Ulasfakta – Kantor Wilayah Badan Pertanahan Nasional (BPN) Provinsi Kepulauan Riau mencatat setidaknya tiga kasus dugaan praktik mafia tanah teridentifikasi sejak awal tahun hingga pertengahan 2025. Ketiga kasus tersebut ditemukan di dua wilayah, yakni Kota Batam dan Kota Tanjungpinang.
Kepala BPN Kepri, Nursan Sholichin, mengungkapkan bahwa pihaknya mulai mengidentifikasi indikasi permainan ilegal dalam penguasaan dan penjualan lahan sejak Januari hingga Juni 2025. Ia menyebut bahwa praktik tersebut telah merugikan tata kelola pertanahan yang seharusnya bersih dan transparan.
“Kasus pertama terjadi di Kelurahan Sambau, Kota Batam. Di sana, lahan hutan lindung dijual dalam bentuk kapling siap bangun. Ini pelanggaran serius,” ujarnya, Kamis (19/6/2025).
Modus berbeda ditemukan di wilayah lain, tepatnya di Kelurahan Sukajadi, Batam, di mana oknum diduga memalsukan dokumen fasilitas umum (fasum) untuk kemudian diperjualbelikan secara ilegal.
“Yang ketiga berada di Tanjungpinang, dan ini sedang menjadi sorotan publik karena viral di media sosial,” tambah Nursan tanpa merinci lokasi tepatnya.
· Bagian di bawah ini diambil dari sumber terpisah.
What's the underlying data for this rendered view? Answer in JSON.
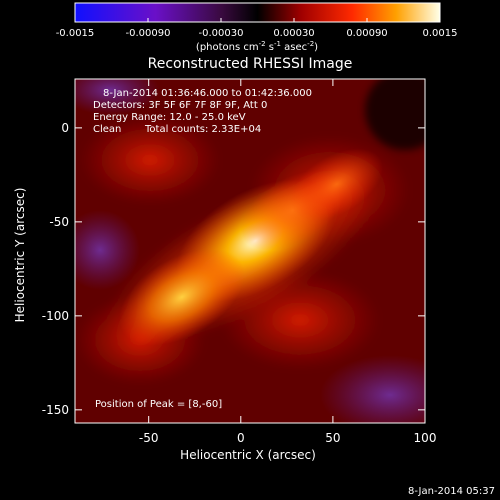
{
  "colorbar": {
    "tick_labels": [
      "-0.0015",
      "-0.00090",
      "-0.00030",
      "0.00030",
      "0.00090",
      "0.0015"
    ],
    "range": [
      -0.0015,
      0.0015
    ],
    "unit_prefix": "(photons cm",
    "unit_exp1": "-2",
    "unit_mid": " s",
    "unit_exp2": "-1",
    "unit_suffix": " asec",
    "unit_exp3": "-2",
    "unit_close": ")"
  },
  "chart_data": {
    "type": "heatmap",
    "title": "Reconstructed RHESSI Image",
    "xlabel": "Heliocentric X (arcsec)",
    "ylabel": "Heliocentric Y (arcsec)",
    "xlim": [
      -90,
      100
    ],
    "ylim": [
      -157,
      26
    ],
    "x_ticks": [
      -50,
      0,
      50,
      100
    ],
    "y_ticks": [
      0,
      -50,
      -100,
      -150
    ],
    "annotations": [
      "8-Jan-2014 01:36:46.000 to 01:42:36.000",
      "Detectors: 3F 5F 6F 7F 8F 9F, Att 0",
      "Energy Range: 12.0 - 25.0 keV",
      "Clean",
      "Total counts: 2.33E+04"
    ],
    "peak_label": "Position of Peak = [8,-60]",
    "peak": [
      8,
      -60
    ],
    "sources": [
      {
        "x": 8,
        "y": -60,
        "intensity": 0.0015
      },
      {
        "x": -32,
        "y": -90,
        "intensity": 0.00105
      },
      {
        "x": 28,
        "y": -44,
        "intensity": 0.00075
      },
      {
        "x": 52,
        "y": -30,
        "intensity": 0.0006
      }
    ]
  },
  "timestamp": "8-Jan-2014 05:37"
}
BPN Kepri, kata dia, telah berkoordinasi dengan aparat kepolisian untuk menindaklanjuti ketiga kasus tersebut. Ia menegaskan bahwa mafia tanah tidak hanya merugikan negara, tetapi juga masyarakat yang beritikad baik dalam membeli lahan.
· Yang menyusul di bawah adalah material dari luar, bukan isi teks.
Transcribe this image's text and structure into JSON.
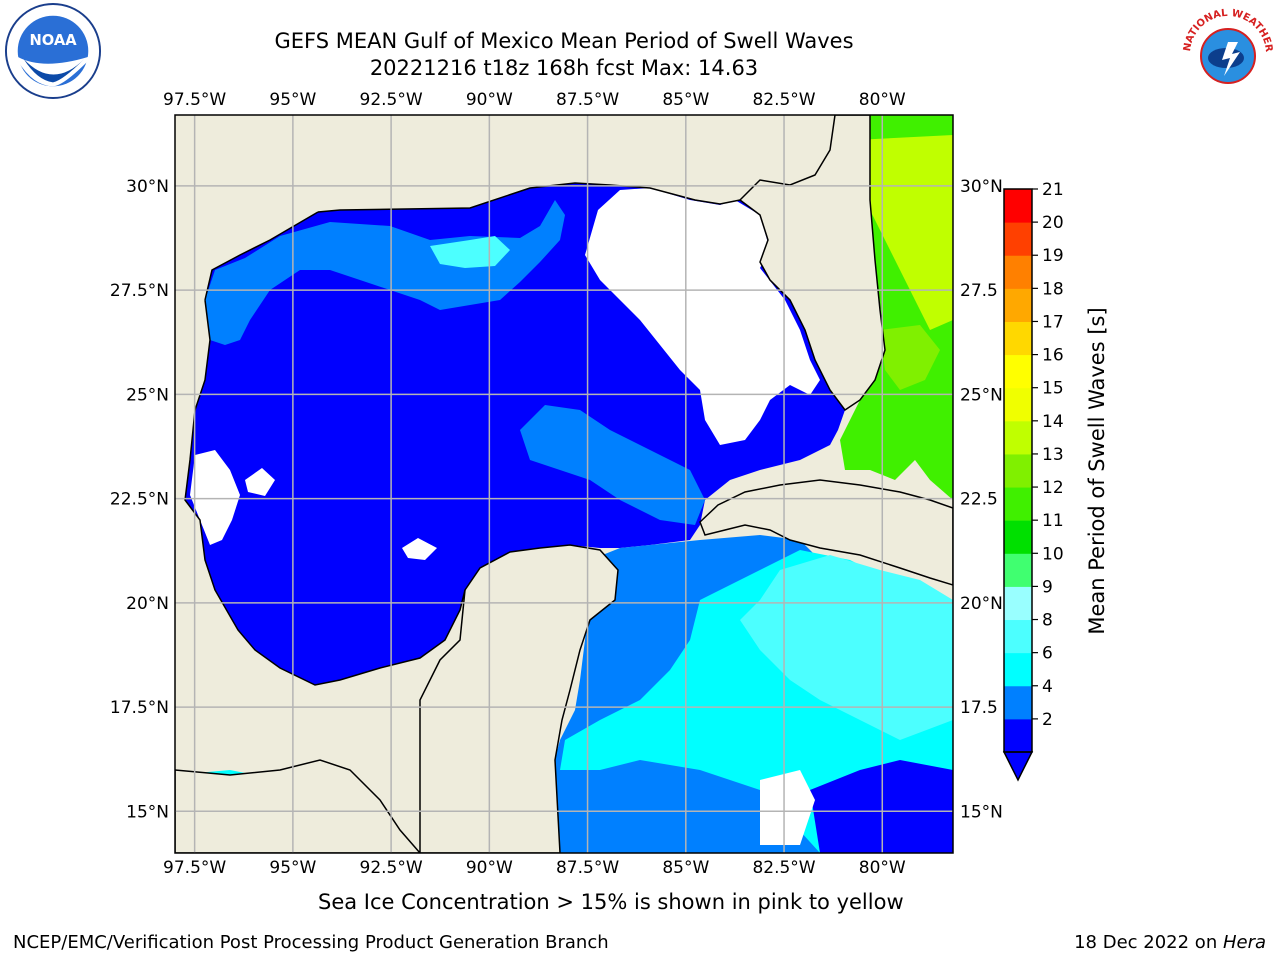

Selain mengulas soal mafia lahan, Nursan juga menyinggung keberadaan sejumlah lahan terlantar di Kepri. Ia mengingatkan agar para pemilik sah segera mengurus sertifikat dan memanfaatkan tanah sesuai peruntukannya.
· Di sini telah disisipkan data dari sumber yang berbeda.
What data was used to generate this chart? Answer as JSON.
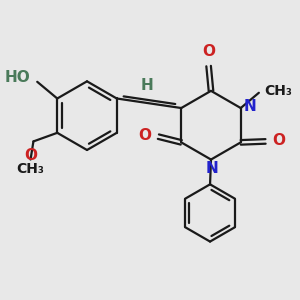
{
  "background_color": "#e8e8e8",
  "bond_color": "#1a1a1a",
  "N_color": "#2222cc",
  "O_color": "#cc2222",
  "H_color": "#4a7a5a",
  "line_width": 1.6,
  "figsize": [
    3.0,
    3.0
  ],
  "dpi": 100,
  "xlim": [
    -3.0,
    2.8
  ],
  "ylim": [
    -2.8,
    2.2
  ]
}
“Jika ada lahan yang tidak memiliki sertifikat, kami tidak bisa melakukan verifikasi. Maka, penting bagi pemiliknya untuk menyertifikasi dan menggunakan lahan sesuai fungsinya,” jelasnya.
Dengan temuan ini, BPN Kepri mengingatkan masyarakat agar berhati-hati dalam melakukan transaksi jual beli lahan dan selalu mengecek keabsahan dokumen melalui jalur resmi.